The Spell of the Albino in Africa

What do you know about albinism? This skin problem affects about 1 in 20,000 men and women in the world. Albinism is a genetically inherited disorder that is non-contagious. Albinism is not particular to a specific geographical location or ethnicity as it can affect anyone. People who suffer from this genetic disorder are known as albinos and they are usually afflicted by a congenital absence of melanin in their body, causing a pigmentation defect in the hair, skin, and eyes. Due to their lack of melanin, sun exposure and bright light affect their skin and body. In tropical countries, they can be prone to skin cancers if they are not protected from the sun.

More so, albinism can cause poor vision as a consequence.  In parts of sub-Saharan Africa especially, albinos have faced discrimination and prejudice traditionally as some ignorant persons believe the disorder is an indication that the afflicted person possesses magical powers.

Another group of people believes that a white-skinned African person is a kind of phantom or ghost, who will dissolve or disappear with the wind and rain rather than die. With these different beliefs and superstitions on albinos, albinos have been feared, socially marginalized, and shunned in some communities.

In Tanzania, the social marginalization of albinos over the last five years has worsened. Albinos are murdered and mutilated at alarming rates due to the completely spurious myth that body parts from an albino are effective in carrying out witchcraft rituals.

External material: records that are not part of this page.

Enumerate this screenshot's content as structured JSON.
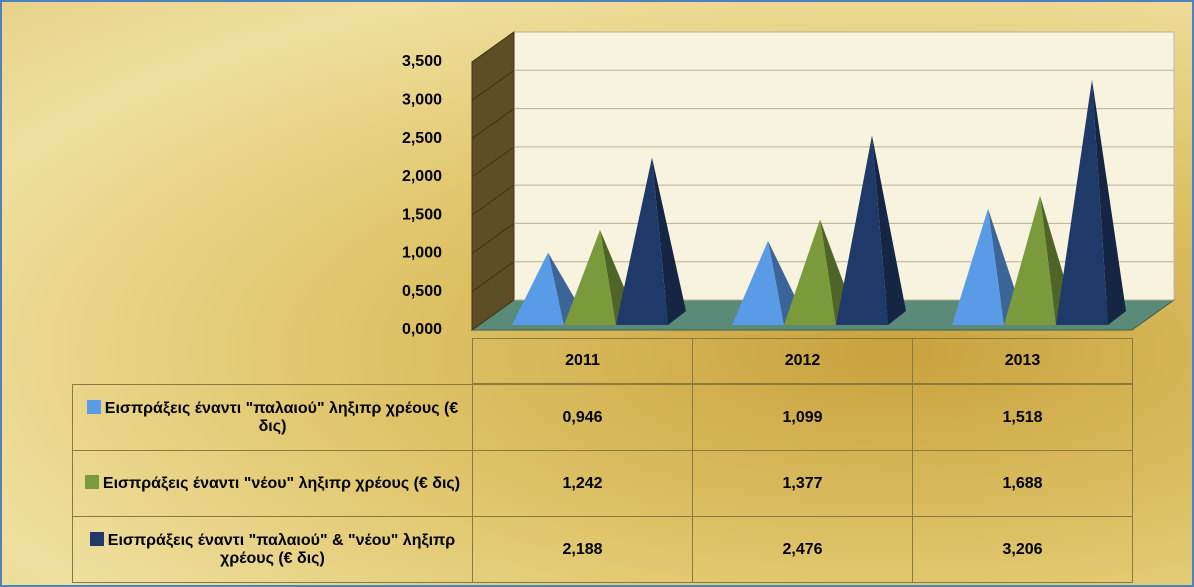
{
  "chart_data": {
    "type": "pyramid",
    "categories": [
      "2011",
      "2012",
      "2013"
    ],
    "series": [
      {
        "name": "Εισπράξεις έναντι \"παλαιού\" ληξιπρ χρέους (€ δις)",
        "color": "#5a9be8",
        "values": [
          0.946,
          1.099,
          1.518
        ],
        "value_labels": [
          "0,946",
          "1,099",
          "1,518"
        ]
      },
      {
        "name": "Εισπράξεις έναντι \"νέου\" ληξιπρ χρέους (€ δις)",
        "color": "#7a9a3c",
        "values": [
          1.242,
          1.377,
          1.688
        ],
        "value_labels": [
          "1,242",
          "1,377",
          "1,688"
        ]
      },
      {
        "name": "Εισπράξεις έναντι \"παλαιού\" & \"νέου\" ληξιπρ χρέους (€ δις)",
        "color": "#1f3a68",
        "values": [
          2.188,
          2.476,
          3.206
        ],
        "value_labels": [
          "2,188",
          "2,476",
          "3,206"
        ]
      }
    ],
    "ylim": [
      0,
      3.5
    ],
    "yticks": [
      {
        "value": 0,
        "label": "0,000"
      },
      {
        "value": 0.5,
        "label": "0,500"
      },
      {
        "value": 1,
        "label": "1,000"
      },
      {
        "value": 1.5,
        "label": "1,500"
      },
      {
        "value": 2,
        "label": "2,000"
      },
      {
        "value": 2.5,
        "label": "2,500"
      },
      {
        "value": 3,
        "label": "3,000"
      },
      {
        "value": 3.5,
        "label": "3,500"
      }
    ],
    "grid": true,
    "data_table": true
  }
}
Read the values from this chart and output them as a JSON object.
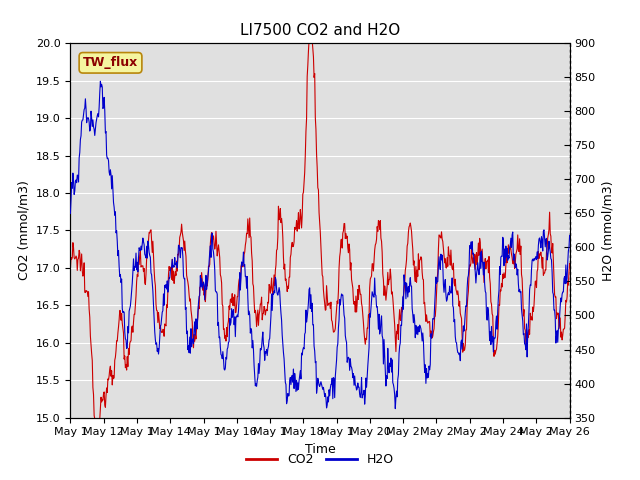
{
  "title": "LI7500 CO2 and H2O",
  "xlabel": "Time",
  "ylabel_left": "CO2 (mmol/m3)",
  "ylabel_right": "H2O (mmol/m3)",
  "annotation": "TW_flux",
  "ylim_left": [
    15.0,
    20.0
  ],
  "ylim_right": [
    350,
    900
  ],
  "x_tick_labels": [
    "May 1",
    "May 12",
    "May 1",
    "May 14",
    "May 1",
    "May 16",
    "May 1",
    "May 18",
    "May 1",
    "May 20",
    "May 2",
    "May 2",
    "May 2",
    "May 24",
    "May 2",
    "May 26"
  ],
  "background_color": "#e0e0e0",
  "fig_background": "#ffffff",
  "co2_color": "#cc0000",
  "h2o_color": "#0000cc",
  "title_fontsize": 11,
  "axis_label_fontsize": 9,
  "tick_fontsize": 8,
  "legend_fontsize": 9,
  "annotation_fontsize": 9,
  "grid_color": "#ffffff",
  "linewidth": 0.8
}
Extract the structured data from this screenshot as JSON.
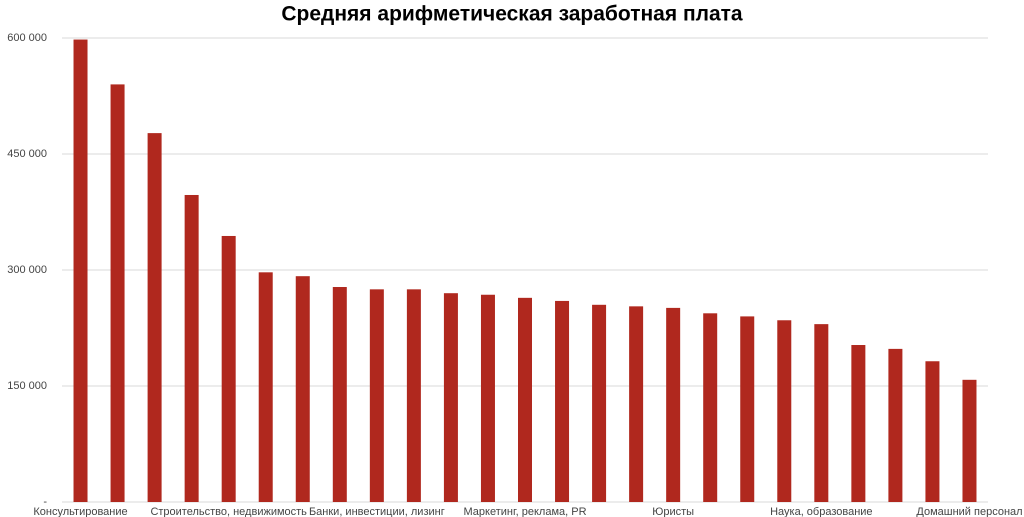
{
  "chart_data": {
    "type": "bar",
    "title": "Средняя арифметическая заработная плата",
    "categories": [
      "Консультирование",
      null,
      null,
      null,
      "Строительство, недвижимость",
      null,
      null,
      null,
      "Банки, инвестиции, лизинг",
      null,
      null,
      null,
      "Маркетинг, реклама, PR",
      null,
      null,
      null,
      "Юристы",
      null,
      null,
      null,
      "Наука, образование",
      null,
      null,
      null,
      "Домашний персонал"
    ],
    "values": [
      598000,
      540000,
      477000,
      397000,
      344000,
      297000,
      292000,
      278000,
      275000,
      275000,
      270000,
      268000,
      264000,
      260000,
      255000,
      253000,
      251000,
      244000,
      240000,
      235000,
      230000,
      203000,
      198000,
      182000,
      158000
    ],
    "color": "#b0281e",
    "ylim": [
      0,
      600000
    ],
    "yticks": [
      {
        "value": 0,
        "label": "-"
      },
      {
        "value": 150000,
        "label": "150 000"
      },
      {
        "value": 300000,
        "label": "300 000"
      },
      {
        "value": 450000,
        "label": "450 000"
      },
      {
        "value": 600000,
        "label": "600 000"
      }
    ],
    "grid": true
  }
}
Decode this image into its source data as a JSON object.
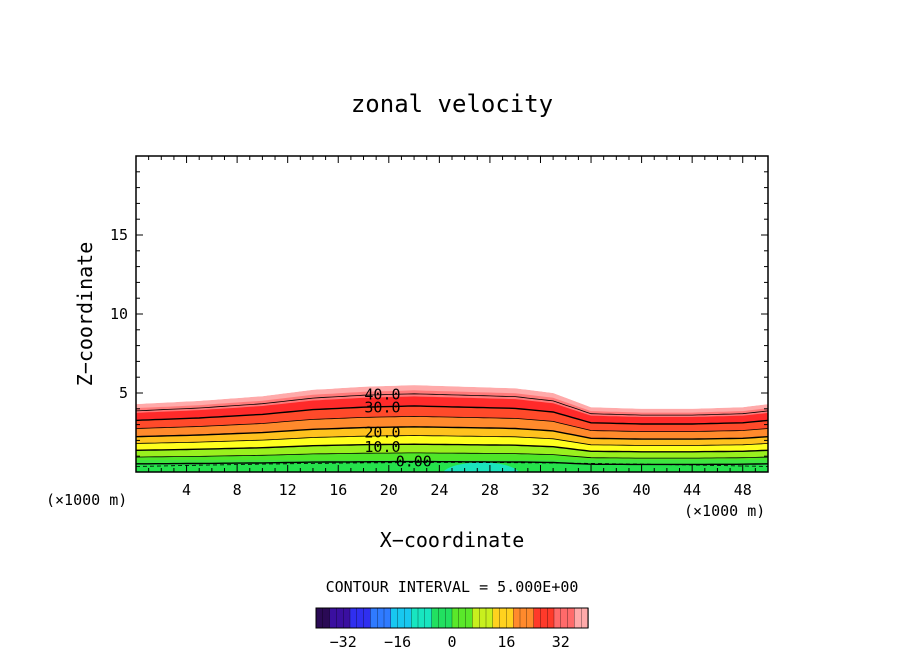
{
  "chart_data": {
    "type": "contour",
    "title": "zonal velocity",
    "xlabel": "X−coordinate",
    "ylabel": "Z−coordinate",
    "x_unit_left": "(×1000 m)",
    "x_unit_right": "(×1000 m)",
    "x_ticks": [
      4,
      8,
      12,
      16,
      20,
      24,
      28,
      32,
      36,
      40,
      44,
      48
    ],
    "y_ticks": [
      5,
      10,
      15
    ],
    "xlim": [
      0,
      50
    ],
    "ylim": [
      0,
      20
    ],
    "contour_levels": [
      0,
      5,
      10,
      15,
      20,
      25,
      30,
      35,
      40
    ],
    "contour_labels": [
      "40.0",
      "30.0",
      "20.0",
      "10.0",
      "0.00"
    ],
    "contour_interval_text": "CONTOUR INTERVAL = 5.000E+00",
    "colorbar": {
      "ticks": [
        -32,
        -16,
        0,
        16,
        32
      ],
      "range": [
        -40,
        40
      ]
    },
    "top_profile": [
      [
        0,
        4.3
      ],
      [
        5,
        4.5
      ],
      [
        10,
        4.8
      ],
      [
        14,
        5.2
      ],
      [
        18,
        5.4
      ],
      [
        22,
        5.5
      ],
      [
        26,
        5.4
      ],
      [
        30,
        5.3
      ],
      [
        33,
        5.0
      ],
      [
        36,
        4.1
      ],
      [
        40,
        4.0
      ],
      [
        44,
        4.0
      ],
      [
        48,
        4.1
      ],
      [
        50,
        4.3
      ]
    ],
    "negative_region": {
      "x": [
        24.3,
        30.3
      ],
      "z_max": 0.8
    }
  },
  "colors": {
    "neg_strong": "#3a0fa0",
    "neg_mid": "#2f63ff",
    "cyan": "#18e6e6",
    "green": "#27e33a",
    "yellow": "#ffff1e",
    "orange": "#ff8a2c",
    "red": "#ff2a2a",
    "pink": "#ffaaaa"
  }
}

Albinos have been hunted down and killed for their limbs or organs, regardless of the outrage internationally and continuous efforts by the Tanzanian government to put an end to this truly dehumanizing and petrifying act.

Officially, there are around 5,000 albinos registered in the country, but the country’s Albino Association says the real number is in excess of 150,000. It is not surprising that estimates of the numbers of albinos in Tanzania vary significantly. According to some rumors, many albinos are kept hidden by their families because of fear that they might be attacked or killed and the stigma some associate with the condition.

The good news is that the sensitization of albinism has helped to reduce the fear and stigmatization associated with the condition. It is not rare to find people suffering from this skin challenge, especially in Africa. We believe the government has more to do in ensuring that those suffering from albinism are safe from discrimination, especially in the place of work.

The constant attacks on these people, and believing that using them for rituals brings untold riches should be curbed. In some parts of Africa, the fear of being killed because of albinism is on the rise despite the laws put in place to stop this wickedness.